Former Republican President George W. Bush waded into the escalating GOP civil war over Donald Trump’s impeachment on Friday after Congressman Matt Gaetz of Florida rallied to defeat Liz Cheney in her hometown of Wyoming.
As the Republican party grapples with its future under President Joe Biden, the GOP civil war has intensified after 10 members voted in favor of impeaching Trump for allegedly inciting the deadly insurrection on January 6. Bush spoke out one day after Gaetz rallied to defeat Cheney, the No. 3 Republican in the lower chamber who joined nine others in voting to impeach.
Freddy Ford, Bush’s chief of staff, told CNN Friday that the former Republican president isn’t “thinking about the next election cycle yet,” but said that he’s “planning to call VP Cheney tomorrow for two reasons: to wish him a happy 80th birthday, and to thank him for his daughter’s service.”
The show of support comes as Cheney faces mounting GOP criticism over her “vote of conscience” to impeach, with several Trump allies in the House calling on her to resign from her leadership role for breaking with the Republican party.
On Thursday, Gaetz campaigned against Cheney in Wyoming, calling on voters to oust her in the next election cycle for voting to impeach Trump.
“We are in a battle for the soul of the Republican party, and I intend to win it,” the Florida lawmaker told a crowd of Trump supporters and counter protesters. “You can help me break a corrupt system. You can send a representative who actually represents you, and you can send Liz Cheney home—back home to Washington, DC.”
Cheney’s vote to impeach sparked backlash in her state, which saw nearly 70 percent voting for Trump in November.
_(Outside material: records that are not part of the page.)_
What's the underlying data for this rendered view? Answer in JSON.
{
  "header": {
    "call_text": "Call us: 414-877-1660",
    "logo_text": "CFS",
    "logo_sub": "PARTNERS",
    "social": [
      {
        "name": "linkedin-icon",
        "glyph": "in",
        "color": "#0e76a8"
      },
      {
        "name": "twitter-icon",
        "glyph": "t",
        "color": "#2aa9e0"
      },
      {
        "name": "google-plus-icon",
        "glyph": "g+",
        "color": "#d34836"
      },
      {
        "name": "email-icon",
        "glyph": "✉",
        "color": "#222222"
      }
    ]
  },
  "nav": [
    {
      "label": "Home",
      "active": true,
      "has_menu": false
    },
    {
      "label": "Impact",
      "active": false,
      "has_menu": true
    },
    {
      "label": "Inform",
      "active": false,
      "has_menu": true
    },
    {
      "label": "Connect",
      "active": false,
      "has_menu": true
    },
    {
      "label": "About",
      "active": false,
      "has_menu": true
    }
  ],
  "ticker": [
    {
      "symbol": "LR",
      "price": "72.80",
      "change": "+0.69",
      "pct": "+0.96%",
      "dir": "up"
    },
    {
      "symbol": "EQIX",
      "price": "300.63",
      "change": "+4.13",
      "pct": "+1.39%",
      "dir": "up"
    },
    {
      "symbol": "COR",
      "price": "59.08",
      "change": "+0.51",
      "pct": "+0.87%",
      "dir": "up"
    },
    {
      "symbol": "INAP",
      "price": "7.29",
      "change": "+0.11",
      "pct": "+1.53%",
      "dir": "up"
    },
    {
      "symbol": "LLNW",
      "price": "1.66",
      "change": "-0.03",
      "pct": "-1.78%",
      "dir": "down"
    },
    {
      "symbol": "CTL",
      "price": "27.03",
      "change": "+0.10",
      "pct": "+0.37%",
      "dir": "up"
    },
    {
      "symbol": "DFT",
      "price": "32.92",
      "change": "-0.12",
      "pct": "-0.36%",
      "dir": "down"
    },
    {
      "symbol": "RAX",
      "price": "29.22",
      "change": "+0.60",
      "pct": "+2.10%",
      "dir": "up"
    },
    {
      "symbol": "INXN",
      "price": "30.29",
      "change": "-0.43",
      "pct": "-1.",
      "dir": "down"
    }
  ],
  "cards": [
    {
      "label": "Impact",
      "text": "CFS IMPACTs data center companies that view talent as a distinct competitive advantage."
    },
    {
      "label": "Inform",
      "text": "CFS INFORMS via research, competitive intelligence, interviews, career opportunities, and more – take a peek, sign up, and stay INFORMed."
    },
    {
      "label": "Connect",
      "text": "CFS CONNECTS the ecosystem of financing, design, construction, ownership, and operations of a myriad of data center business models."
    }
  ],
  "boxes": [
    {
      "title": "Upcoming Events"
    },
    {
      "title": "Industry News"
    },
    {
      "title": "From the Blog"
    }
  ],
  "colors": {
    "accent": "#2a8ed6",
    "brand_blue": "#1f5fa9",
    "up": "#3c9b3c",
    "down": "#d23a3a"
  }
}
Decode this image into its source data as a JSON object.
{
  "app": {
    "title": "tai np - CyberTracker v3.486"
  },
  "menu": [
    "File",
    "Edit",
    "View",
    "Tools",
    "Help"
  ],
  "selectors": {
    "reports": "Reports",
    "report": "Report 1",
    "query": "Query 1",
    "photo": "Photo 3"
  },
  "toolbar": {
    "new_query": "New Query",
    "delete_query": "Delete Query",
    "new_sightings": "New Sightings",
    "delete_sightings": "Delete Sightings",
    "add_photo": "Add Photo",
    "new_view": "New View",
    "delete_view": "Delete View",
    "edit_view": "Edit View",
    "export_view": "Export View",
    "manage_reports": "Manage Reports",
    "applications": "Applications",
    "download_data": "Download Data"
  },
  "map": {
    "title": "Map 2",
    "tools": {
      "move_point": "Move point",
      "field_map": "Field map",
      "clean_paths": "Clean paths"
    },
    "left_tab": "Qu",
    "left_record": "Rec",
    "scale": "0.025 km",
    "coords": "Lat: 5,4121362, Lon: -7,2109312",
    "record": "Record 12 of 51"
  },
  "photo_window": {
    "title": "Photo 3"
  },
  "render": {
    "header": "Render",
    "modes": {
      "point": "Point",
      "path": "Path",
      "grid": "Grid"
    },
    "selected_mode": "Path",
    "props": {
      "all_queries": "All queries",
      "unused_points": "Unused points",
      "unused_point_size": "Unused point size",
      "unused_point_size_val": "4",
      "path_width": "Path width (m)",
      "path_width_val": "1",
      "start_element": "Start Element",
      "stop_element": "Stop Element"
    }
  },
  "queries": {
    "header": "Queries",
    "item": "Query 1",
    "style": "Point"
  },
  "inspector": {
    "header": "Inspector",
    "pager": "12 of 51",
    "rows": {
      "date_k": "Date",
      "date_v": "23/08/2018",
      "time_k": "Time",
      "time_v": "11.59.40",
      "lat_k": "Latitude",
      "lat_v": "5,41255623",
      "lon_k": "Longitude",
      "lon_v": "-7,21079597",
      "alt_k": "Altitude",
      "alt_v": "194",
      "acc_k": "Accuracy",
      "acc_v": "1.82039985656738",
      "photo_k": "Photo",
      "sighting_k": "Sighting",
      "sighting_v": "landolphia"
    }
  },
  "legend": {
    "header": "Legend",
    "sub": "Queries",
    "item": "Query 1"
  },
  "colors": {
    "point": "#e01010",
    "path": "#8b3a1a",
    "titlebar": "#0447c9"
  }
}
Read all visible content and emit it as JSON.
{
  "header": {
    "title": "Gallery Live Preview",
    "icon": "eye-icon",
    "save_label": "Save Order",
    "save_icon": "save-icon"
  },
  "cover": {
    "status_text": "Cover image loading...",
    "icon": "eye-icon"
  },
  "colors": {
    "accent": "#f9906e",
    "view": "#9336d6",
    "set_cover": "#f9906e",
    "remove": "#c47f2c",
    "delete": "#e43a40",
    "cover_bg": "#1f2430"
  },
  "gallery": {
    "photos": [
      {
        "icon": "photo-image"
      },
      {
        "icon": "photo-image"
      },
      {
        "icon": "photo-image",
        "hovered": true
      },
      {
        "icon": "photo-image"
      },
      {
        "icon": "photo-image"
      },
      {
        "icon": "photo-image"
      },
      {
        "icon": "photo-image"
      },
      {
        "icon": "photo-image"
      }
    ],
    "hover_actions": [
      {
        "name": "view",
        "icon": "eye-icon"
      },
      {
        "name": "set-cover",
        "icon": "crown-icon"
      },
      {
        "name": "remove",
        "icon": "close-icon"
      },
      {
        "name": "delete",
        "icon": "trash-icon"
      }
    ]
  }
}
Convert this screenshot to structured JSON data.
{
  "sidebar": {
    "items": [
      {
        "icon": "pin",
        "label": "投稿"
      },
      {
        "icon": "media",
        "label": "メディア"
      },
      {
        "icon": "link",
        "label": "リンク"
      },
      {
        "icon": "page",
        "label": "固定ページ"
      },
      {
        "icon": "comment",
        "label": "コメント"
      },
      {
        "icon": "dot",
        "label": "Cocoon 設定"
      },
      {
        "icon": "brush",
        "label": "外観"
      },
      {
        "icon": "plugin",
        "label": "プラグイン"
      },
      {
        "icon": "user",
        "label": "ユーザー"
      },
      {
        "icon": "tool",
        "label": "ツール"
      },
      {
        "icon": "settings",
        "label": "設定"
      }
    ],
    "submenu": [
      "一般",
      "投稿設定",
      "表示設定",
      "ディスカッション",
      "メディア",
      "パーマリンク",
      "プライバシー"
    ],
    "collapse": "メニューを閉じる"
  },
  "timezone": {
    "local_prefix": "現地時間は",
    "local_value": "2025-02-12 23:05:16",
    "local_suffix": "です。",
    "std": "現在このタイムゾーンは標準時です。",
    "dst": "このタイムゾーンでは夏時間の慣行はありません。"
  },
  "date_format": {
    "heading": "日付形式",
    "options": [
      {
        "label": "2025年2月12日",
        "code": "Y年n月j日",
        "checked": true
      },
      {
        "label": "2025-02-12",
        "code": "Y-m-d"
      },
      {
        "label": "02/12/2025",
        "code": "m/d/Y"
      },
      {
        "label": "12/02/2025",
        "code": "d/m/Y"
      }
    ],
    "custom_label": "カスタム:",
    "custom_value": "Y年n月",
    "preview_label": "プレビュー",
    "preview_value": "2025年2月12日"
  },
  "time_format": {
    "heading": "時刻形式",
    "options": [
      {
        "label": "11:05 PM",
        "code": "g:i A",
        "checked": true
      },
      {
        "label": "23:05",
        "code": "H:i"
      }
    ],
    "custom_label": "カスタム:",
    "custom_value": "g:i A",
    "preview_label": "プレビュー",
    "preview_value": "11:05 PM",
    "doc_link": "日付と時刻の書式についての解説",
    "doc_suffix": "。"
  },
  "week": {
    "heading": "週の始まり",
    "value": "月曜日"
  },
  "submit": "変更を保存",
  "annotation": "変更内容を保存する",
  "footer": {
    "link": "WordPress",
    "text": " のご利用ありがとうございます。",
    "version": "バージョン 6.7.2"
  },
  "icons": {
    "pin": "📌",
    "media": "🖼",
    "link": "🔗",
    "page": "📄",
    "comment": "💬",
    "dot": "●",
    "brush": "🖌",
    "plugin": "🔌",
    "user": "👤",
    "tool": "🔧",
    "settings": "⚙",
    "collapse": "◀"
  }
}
Republican state Senator Anthony Bouchard, who will run against Cheney in 2022, has already begun campaigning against her impeachment vote.
“There has not been a time during our tenure when we have seen this type of an outcry from our fellow Republicans, with the anger and frustration being palpable in the comments we have received,” Bouchard said on January 13.
Additionally, more than 55,000 Americans have backed a Change.org petition to “recall” Cheney. “You’re a Republican, you’re supposed to back your party regardless,” Shelley Horn, a Wyoming resident who started the petition, told CNN. “You just can’t go, ‘Oh well, I need to vote with my conscience.’ No! Vote for what your people put you in there to do.”
Cheney has dismissed calls for her resignation. “I’m not going anywhere,” she told reporters on Capitol Hill. “This is a vote of conscience. It’s one where there are different views in our conference.”
Newsweek reached out to Liz Cheney’s office for comment.